Some people are lucky and know from childhood what they aspire to do with their lives. They unquestioningly persist toward achieving goals, despite possible societal discouragements. As for the rest of us, it’s tough to know what we want to do with our lives. More accurately, we want to try practically everything rather than focus on a particular goal.
Whether it's music, art, dentistry, construction or entrepreneurial endeavors, there's too much to try and too much to get tired of trying. Job jumpers are people who are curiously unsettled; constantly exploring new experiences and searching for new tidbits of useful information.
Because of this constant search for more, most self-proclaimed job jumpers whom I’ve met have traveled or at least dreamed of travel. During my recent trip to Asia and Australia, I came to see my job-jumping habit as a life advantage. Thrown into new experiences, job jumpers have a repertoire of knowledge to draw from our bulging bags of former careers.
"You have sales experience? Come with us on our Bangkok gem sales endeavor and we'll split the profits."
"You have rock climbing experience?
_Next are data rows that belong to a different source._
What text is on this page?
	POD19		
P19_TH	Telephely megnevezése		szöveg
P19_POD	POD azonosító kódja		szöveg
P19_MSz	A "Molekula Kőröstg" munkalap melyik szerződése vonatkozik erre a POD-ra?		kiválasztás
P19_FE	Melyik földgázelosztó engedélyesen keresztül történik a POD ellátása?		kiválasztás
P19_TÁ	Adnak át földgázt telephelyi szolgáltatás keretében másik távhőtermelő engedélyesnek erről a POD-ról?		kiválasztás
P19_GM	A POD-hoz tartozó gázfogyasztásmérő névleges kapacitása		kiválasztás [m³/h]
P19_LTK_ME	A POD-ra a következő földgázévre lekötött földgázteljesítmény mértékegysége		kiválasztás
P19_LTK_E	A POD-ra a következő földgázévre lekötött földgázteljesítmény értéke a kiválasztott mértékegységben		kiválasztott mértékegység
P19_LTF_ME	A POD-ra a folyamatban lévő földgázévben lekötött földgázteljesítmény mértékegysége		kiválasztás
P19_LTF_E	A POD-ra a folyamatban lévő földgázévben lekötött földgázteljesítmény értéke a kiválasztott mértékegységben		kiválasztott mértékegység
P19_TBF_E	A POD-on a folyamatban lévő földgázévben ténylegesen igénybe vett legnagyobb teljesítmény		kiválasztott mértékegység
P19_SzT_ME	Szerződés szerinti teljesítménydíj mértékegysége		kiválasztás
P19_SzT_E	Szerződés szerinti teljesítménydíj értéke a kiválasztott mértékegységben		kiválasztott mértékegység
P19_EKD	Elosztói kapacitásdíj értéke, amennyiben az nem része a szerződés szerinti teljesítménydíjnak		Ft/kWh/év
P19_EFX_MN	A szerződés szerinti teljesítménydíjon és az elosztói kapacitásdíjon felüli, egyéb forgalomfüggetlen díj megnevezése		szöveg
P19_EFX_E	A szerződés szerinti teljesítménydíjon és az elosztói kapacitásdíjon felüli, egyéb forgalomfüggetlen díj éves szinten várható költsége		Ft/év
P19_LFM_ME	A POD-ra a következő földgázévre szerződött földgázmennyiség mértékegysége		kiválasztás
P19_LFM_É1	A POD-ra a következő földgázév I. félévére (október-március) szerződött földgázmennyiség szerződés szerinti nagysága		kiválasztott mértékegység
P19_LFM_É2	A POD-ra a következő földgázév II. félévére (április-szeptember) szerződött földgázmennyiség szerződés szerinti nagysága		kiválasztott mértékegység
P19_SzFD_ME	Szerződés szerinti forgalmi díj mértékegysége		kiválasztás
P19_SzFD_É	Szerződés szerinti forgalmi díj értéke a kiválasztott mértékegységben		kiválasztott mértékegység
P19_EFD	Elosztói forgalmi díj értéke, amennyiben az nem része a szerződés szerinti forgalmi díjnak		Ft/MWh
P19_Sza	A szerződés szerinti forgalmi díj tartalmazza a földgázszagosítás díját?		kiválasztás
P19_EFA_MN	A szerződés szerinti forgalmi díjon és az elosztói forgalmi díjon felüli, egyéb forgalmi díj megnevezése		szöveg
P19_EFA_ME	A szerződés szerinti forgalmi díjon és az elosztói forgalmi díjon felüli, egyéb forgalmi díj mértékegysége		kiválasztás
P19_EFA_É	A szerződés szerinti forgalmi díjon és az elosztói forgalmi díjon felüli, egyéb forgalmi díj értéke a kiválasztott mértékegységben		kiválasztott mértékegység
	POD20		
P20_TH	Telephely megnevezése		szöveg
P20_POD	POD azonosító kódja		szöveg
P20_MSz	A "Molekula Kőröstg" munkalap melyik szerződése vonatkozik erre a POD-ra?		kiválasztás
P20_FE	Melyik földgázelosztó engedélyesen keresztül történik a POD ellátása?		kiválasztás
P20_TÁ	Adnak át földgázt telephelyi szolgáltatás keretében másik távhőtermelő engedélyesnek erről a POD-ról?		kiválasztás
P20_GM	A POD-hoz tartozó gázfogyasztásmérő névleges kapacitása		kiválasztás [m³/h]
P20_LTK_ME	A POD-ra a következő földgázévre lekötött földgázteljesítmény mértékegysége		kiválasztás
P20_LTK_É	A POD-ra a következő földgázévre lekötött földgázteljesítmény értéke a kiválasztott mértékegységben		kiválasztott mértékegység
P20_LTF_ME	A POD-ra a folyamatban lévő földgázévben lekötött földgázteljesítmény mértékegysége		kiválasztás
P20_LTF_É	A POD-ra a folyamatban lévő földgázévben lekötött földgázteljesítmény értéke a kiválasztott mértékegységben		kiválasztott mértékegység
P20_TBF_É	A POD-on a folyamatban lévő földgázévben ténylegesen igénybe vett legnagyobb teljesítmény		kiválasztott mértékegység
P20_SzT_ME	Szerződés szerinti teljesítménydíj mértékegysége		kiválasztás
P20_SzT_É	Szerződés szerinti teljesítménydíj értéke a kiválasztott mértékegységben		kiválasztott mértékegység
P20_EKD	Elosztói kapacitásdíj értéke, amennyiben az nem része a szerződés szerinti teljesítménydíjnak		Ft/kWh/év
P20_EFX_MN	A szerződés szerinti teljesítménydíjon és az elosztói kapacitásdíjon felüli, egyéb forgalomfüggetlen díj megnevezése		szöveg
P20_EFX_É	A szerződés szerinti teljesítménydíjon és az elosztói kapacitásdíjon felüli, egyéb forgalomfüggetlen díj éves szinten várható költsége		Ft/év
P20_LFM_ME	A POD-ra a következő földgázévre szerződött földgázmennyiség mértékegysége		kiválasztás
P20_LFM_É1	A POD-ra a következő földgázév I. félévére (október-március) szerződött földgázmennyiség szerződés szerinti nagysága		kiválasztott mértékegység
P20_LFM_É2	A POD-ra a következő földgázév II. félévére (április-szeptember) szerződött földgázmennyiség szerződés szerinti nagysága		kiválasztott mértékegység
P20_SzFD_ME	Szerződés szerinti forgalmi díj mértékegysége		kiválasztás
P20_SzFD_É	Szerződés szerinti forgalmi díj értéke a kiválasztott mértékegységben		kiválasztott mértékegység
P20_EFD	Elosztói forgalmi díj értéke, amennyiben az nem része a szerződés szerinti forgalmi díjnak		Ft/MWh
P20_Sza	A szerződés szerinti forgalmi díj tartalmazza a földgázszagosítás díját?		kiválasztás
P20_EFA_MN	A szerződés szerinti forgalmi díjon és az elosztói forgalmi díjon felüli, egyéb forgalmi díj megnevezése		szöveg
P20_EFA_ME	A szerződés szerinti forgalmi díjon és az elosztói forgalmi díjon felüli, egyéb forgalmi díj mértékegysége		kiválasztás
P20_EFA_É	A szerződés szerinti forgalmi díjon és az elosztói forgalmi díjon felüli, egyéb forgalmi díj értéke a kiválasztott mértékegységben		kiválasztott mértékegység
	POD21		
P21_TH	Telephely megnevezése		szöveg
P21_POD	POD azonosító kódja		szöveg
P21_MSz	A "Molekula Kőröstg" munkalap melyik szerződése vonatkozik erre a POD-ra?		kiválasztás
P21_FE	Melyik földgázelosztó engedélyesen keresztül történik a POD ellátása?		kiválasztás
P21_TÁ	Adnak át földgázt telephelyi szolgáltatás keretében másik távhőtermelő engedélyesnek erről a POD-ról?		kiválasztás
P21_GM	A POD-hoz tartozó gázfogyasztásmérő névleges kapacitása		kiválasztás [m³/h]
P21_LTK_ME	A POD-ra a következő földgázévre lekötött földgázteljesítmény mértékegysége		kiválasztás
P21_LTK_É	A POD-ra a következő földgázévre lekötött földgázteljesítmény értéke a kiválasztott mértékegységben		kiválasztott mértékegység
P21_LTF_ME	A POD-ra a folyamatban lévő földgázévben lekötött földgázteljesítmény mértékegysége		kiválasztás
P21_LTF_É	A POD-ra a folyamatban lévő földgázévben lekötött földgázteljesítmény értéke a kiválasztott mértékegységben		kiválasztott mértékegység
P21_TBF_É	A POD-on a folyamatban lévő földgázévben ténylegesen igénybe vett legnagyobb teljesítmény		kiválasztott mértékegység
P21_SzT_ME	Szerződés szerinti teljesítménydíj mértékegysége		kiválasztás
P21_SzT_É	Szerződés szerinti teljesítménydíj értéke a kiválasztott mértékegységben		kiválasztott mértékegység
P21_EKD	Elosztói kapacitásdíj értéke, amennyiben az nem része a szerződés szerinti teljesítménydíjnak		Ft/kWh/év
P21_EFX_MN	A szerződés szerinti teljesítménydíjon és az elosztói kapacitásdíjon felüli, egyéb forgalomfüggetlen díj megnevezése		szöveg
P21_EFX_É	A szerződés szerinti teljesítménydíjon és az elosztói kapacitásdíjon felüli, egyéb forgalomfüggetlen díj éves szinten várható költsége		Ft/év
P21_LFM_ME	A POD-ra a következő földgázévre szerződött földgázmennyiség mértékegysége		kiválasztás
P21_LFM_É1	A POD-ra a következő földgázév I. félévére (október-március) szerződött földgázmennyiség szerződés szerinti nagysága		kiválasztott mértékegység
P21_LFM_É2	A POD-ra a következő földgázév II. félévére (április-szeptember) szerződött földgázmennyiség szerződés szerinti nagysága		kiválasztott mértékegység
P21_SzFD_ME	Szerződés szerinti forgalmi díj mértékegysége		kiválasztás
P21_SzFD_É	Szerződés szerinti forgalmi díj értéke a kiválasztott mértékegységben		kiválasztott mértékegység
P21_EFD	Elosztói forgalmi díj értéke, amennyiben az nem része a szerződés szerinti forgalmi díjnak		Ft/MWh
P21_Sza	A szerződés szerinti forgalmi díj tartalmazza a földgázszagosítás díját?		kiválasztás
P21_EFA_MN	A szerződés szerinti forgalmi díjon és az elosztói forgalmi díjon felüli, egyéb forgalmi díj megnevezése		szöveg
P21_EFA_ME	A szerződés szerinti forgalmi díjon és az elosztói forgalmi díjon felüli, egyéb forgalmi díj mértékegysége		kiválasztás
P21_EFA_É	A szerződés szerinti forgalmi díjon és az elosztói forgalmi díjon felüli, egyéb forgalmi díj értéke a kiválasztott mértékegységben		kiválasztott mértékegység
You're hired for boat cleaning — we need someone who can abseil."
Maybe even more importantly, it takes courage to try new things and to trust yourself to succeed. So many people stay in jobs they hate out of fear for the unknown or lack of experience in attempting something new given the possibility of failure. To put it simply, job jumpers are flexible.
It took me a long time to see the benefits of being occupationally restless; I grew up in a town where the forces of suburban conformity were strong. The ideal life consisted of good grades, a good college, high-paying job, nice husband, cute babies and presentable home. There is nothing wrong with each of those things in isolation. But this particular complete-life formula felt like a seat with no legroom. There was little space for flexibility. The unstable job jumper was looked down upon while the solid stone was revered.
To each their own; I learned the validity of this cliché by living many types of lives myself. I am happy to have once been a lifeguard, waitress, saleswoman, climbing instructor, house painter, commercial model, coat checker, dish washer, writer and more. It has allowed me to travel and take on many more opportunities of various design. One day, I hope to find something I love that makes me feel compelled to pour all of my time and energy into a focused pursuit. For now, that something is the search, the love for travel, knowledge, experiences and sharing it all with you.
So, my fellow job jumpers, don't be ashamed of your restlessness. As I sometimes remind my loving — but possibly overbearing — family, adaptability has its benefits; why worry so much? And, take into consideration professor Leon C. Megginson's popular paraphrase of Darwin's "Origin of Species": "It is not the strongest of the species that survives, nor the most intelligent that survives. It is the one that is most adaptable to change."
You heard it here first. Job jumpers have a better chance of surviving the impending zombie apocalypse.